What to Expect From Being One Year Sober

If you've got or are on the cusp of earning your 365-day token, congratulations! 

Hitting the one year sober milestone is something to be proud of. The first twelve months of sobriety can be very difficult, but what should you expect in the aftermath?

Well, for one, your odds of staying sober improve dramatically. An eight-year study showed that less than half of those who achieved a year of sobriety relapsed. That number continued to tumble as time went on.

But what are the challenges of late-stage recovery? There's no shortage of resources concerning the early stages of addiction treatment, while anything about the late stages is hard to come by. The purpose of this article is to provide a reference for what you might experience after one year sober.

Here are a few things to expect and some helpful tips after one year of abstinence.

So ... what now?

Goals during the early stages of sobriety are pretty straightforward. Stop drinking, create a support network and cope with cravings. It can be comforting having a set of steps to follow in order to piece your life back together.

After a year of mastering your formula to success and building confidence, however, you may end up asking yourself, "What now?"

Things become less clear at this point, which is why it's important to try connecting with others who have had success with long-term sobriety. With limited resources available, it's not a bad thing to seek out more help.

Twelve months of being sober is a great accomplishment, but sobriety is a lifelong journey. Let others help you take the next steps.

More security in commitment

A lot of anxiety can emerge in the early stages of sobriety. The fear of a surprise event or unanticipated trigger that derails weeks or months of hard work can be constantly present. This sense of vulnerability can keep one's brain on high alert and result in fatigue.

After one year sober, you may be able to finally find peace of mind and ease such concerns. This will make way for an increased sense of security in your commitment to sobriety.

There will still be hard moments and challenges to overcome, but they will likely occur with less frequency and less intensity. As you begin to trust yourself, there will be more opportunities for exploration and self-growth.

Desire to kick bad habits

Sobriety can shed light on areas of your life that you previously neglected. You may become aware of things such as poor diet and physical health. These may suddenly be viewed as cause for concern.

It's important to remind yourself to take on problems one at a time. Trying to change too many things at once can be overwhelming. It's also a recipe for disaster and a potential relapse.

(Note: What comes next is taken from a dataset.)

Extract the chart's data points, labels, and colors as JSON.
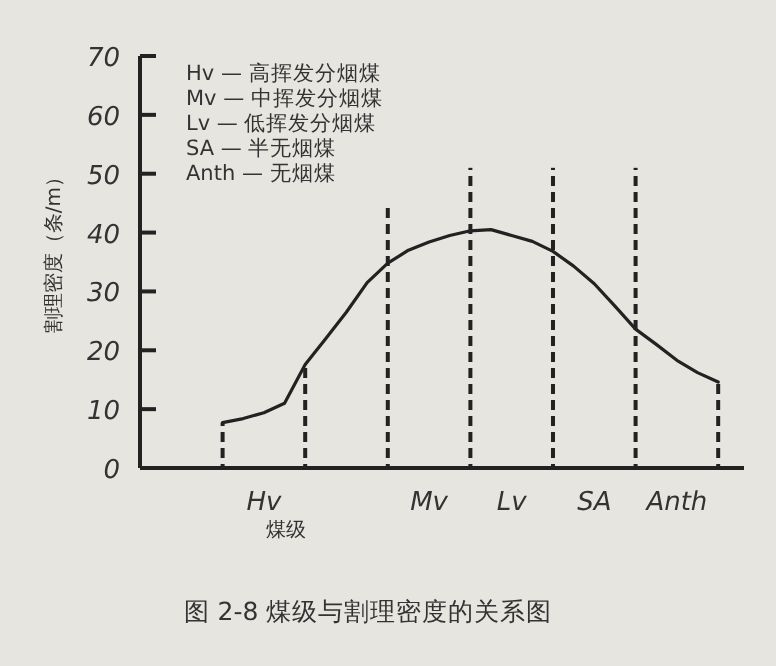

Those who are one year sober, or at least comfortable with their situation, are better equipped to take on more tasks. Many of the coping strategies you used during your first year of sobriety can be applied to tackling these issues.

The most important tool you can have at this point is a sense of pride. If you can get through being one year sober, you can get through anything.

Focus on mindfulness

During the early stages of sobriety, you may have found effective mindfulness activities to help you cope with cravings. Meditation, exercise and keeping a journal are among the most common mindfulness practices. They provide a good outlet for processing stress, grief and depression.

Early recovery typically exposes addicts to mindfulness and encourages them to explore many different strategies to deal with life's challenges. These can be fine-tuned and personalized over time. Developing an intricate mindfulness routine to match your needs can lead to a more nurturing long-term recovery experience.

This can include joining local clubs, such as meditation or yoga groups, which may also broaden your social circle. Or, if you prefer, work on your mindfulness alone and explore from within. The beauty of designing a mindfulness routine is that it's unique to each person.

Don't drift away from your support

Sobriety is a lifelong battle. One year sober is something to celebrate, but it's not the end of the road. Life is unpredictable, and the dangers of complacency remain.

It may be enticing to strip away pieces of your support network. The more you do this, however, the dangers of addiction become less apparent.

By unburdening yourself this way, the temptation of having a single sip or reuniting with old drinking buddies increases exponentially. The past might be viewed in a glamorous light while casualties of your actions are forgotten.

If these thoughts surface they should be addressed immediately.

Thoughts on past, present and future

The mantra "one day at a time" is a powerful tool in early recovery. At that stage, thinking long-term and big picture can be overwhelming and discouraging. This can lead to relapse.

After one year sober, however, it's much less difficult for addicts to look forward and imagine future prospects. One might ask, "What am I capable of now?"

Passions and interests that were thrown by the wayside due to addiction can be revisited with a new sense of curiosity and concentration. It might be helpful, too, to consult with your support network. The possibilities will seem endless, and their experience may be of value.

Mental benefits of being one year sober

Staying sober for 12 months appears to boost brain function and happiness, according to a study published in the Journal of Substance Abuse Treatment.

It showed a significant increase in satisfaction with life, a decrease in stress and improved executive brain functioning, which is a process that deals with managing resources and achieving goals. Those who stayed one year sober scored four times as many points in overall life satisfaction than those who relapsed.

Celebrate in your own way

One year sober is a major milestone, but it's perfectly fine to mark the occasion as you see fit. Regardless of how you choose to acknowledge it, remember the recovery process is always evolving. If you maintain a strong support network and grow from your experiences the recovery process may continue.